Pada saat ini telah disadari bahwa apa yang dipelajari mahasiswa di bangku kuliah tidak sepenuhnya serasi dengan kebutuhan lapangan kerja. Berdasarkan hasil survei NACE pada tahun 2002 kepada 457 pemimpin perusahaan tentang kualitas terpenting seseorang, hasilnya berturut-turut (Irma, 2007):
1. Kemampuan berkomunikasi
2. Kejujuran dan integritas
3. Kemampuan bekerjasama
4. Kemampuan interpersonal, beretika, motivasi dan inisiatif
5. Kemampuan beradaptasi
6. Daya analitis
7. Kemampuan komputer
8. Kemampuan berorganisasi
9. Berorientasi pada detil
10. Berkepemimpinan
11. Percaya diri
12. Ramah, sopan, bijaksana
13. IPK
14. Kreatif, humoris
15. Kemampuan berwirausaha

Hasil survei tersebut menunjukkan bahwa IPK hanya menduduki urutan ke-13 pada indikator dan kemampuan yang mencerminkan kualitas seseorang. Faktor-faktor yang lain, misalnya kemampuan berkomunikasi, kejujuran dan integritas, kemampuan bekerjasama, daya analitis, kepemimpinan, dan lain-lain memegang peranan penting dalam keberhasilan seseorang di tempat kerja.

Senada dengan survei tersebut adalah persyaratan yang diperlukan oleh berbagai perusahaan besar pada iklan kesempatan kerja.

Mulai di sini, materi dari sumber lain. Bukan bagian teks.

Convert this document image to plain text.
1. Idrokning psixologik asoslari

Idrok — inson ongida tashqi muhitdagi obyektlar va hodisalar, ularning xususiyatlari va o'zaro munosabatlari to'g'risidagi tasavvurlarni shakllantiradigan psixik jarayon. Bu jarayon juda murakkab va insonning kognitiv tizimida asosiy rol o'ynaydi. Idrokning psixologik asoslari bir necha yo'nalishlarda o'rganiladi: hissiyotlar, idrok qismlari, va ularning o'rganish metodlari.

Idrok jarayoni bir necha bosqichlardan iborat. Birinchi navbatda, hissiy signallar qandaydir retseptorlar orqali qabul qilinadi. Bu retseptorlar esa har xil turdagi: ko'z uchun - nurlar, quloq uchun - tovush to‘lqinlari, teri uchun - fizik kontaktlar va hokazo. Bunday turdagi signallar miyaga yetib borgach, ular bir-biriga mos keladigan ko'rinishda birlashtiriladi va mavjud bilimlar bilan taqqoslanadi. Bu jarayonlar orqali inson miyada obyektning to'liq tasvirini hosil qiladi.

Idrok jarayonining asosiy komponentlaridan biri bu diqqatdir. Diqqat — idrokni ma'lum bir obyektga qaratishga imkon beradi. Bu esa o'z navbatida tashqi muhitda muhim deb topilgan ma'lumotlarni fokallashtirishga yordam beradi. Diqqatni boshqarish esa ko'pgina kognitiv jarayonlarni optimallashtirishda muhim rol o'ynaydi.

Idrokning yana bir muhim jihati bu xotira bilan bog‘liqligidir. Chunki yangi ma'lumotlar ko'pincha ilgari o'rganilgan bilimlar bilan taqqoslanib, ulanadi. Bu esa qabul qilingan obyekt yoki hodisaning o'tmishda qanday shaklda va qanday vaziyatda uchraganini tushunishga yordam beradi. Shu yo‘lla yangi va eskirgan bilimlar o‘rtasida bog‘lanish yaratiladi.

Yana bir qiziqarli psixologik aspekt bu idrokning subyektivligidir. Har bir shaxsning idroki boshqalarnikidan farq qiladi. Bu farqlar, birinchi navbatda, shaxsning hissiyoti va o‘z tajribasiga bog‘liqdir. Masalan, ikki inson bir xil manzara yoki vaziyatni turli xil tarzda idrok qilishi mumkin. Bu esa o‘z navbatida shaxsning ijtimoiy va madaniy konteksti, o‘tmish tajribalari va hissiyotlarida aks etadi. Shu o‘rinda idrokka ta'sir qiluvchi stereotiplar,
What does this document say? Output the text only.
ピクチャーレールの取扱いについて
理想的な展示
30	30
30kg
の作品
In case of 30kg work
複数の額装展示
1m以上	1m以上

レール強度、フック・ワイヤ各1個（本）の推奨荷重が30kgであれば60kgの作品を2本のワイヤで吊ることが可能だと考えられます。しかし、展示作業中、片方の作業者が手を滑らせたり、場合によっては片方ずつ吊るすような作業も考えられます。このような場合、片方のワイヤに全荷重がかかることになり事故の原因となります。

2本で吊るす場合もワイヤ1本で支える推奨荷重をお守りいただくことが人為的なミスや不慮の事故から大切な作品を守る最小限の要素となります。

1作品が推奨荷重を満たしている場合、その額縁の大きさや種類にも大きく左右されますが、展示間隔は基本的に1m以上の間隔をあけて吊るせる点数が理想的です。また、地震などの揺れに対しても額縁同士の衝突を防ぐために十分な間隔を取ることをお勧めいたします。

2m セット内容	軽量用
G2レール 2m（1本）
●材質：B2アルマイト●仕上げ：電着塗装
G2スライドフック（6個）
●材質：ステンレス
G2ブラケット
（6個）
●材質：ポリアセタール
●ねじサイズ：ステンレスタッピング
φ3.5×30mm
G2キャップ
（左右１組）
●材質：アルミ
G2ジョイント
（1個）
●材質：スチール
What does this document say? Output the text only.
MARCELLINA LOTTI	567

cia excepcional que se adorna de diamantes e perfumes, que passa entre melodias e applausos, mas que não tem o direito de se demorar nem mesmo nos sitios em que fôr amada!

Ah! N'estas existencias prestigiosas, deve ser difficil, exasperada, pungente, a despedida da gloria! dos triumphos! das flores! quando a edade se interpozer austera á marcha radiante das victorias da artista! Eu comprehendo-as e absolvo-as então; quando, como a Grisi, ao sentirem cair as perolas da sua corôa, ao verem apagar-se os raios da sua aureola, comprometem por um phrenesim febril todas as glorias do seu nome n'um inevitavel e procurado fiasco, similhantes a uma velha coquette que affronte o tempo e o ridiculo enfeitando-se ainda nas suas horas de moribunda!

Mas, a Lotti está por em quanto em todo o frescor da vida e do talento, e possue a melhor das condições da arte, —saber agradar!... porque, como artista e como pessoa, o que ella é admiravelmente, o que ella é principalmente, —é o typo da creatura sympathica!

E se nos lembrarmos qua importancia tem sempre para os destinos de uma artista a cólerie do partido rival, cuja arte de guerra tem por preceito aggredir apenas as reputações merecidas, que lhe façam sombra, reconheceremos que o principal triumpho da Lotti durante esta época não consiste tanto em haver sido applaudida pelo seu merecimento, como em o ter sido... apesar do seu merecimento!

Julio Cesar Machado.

Sebagai contoh, sebuah iklan perbankan dan asuransi asing mempersyaratkan kemampuan berkomunikasi dan intonasi yang baik, serta terbiasa bekerja dengan target dan tim, bahkan tanpa mempersyaratkan IPK minimal (Kompas, Sabtu 10 Mei 2008 hal. 37). Sedangkan iklan yang lain mempersyaratkan kemampuan untuk bekerja keras, bersedia bekerja dengan target, berjiwa pemimpin, tegas, dapat bekerja di bawah tekanan, dan mampu mengoperasikan komputer, di samping persyaratam teknis lainnya (Jawa Pos, Sabtu 10 Mei 2008 hal. 11). Hal ini menunjukkan bahwa terdapat keterampilan-keterampilan yang melintasi semua bidang pekerjaan, yang seharusnya dikuasai oleh lulusan perguruan tinggi.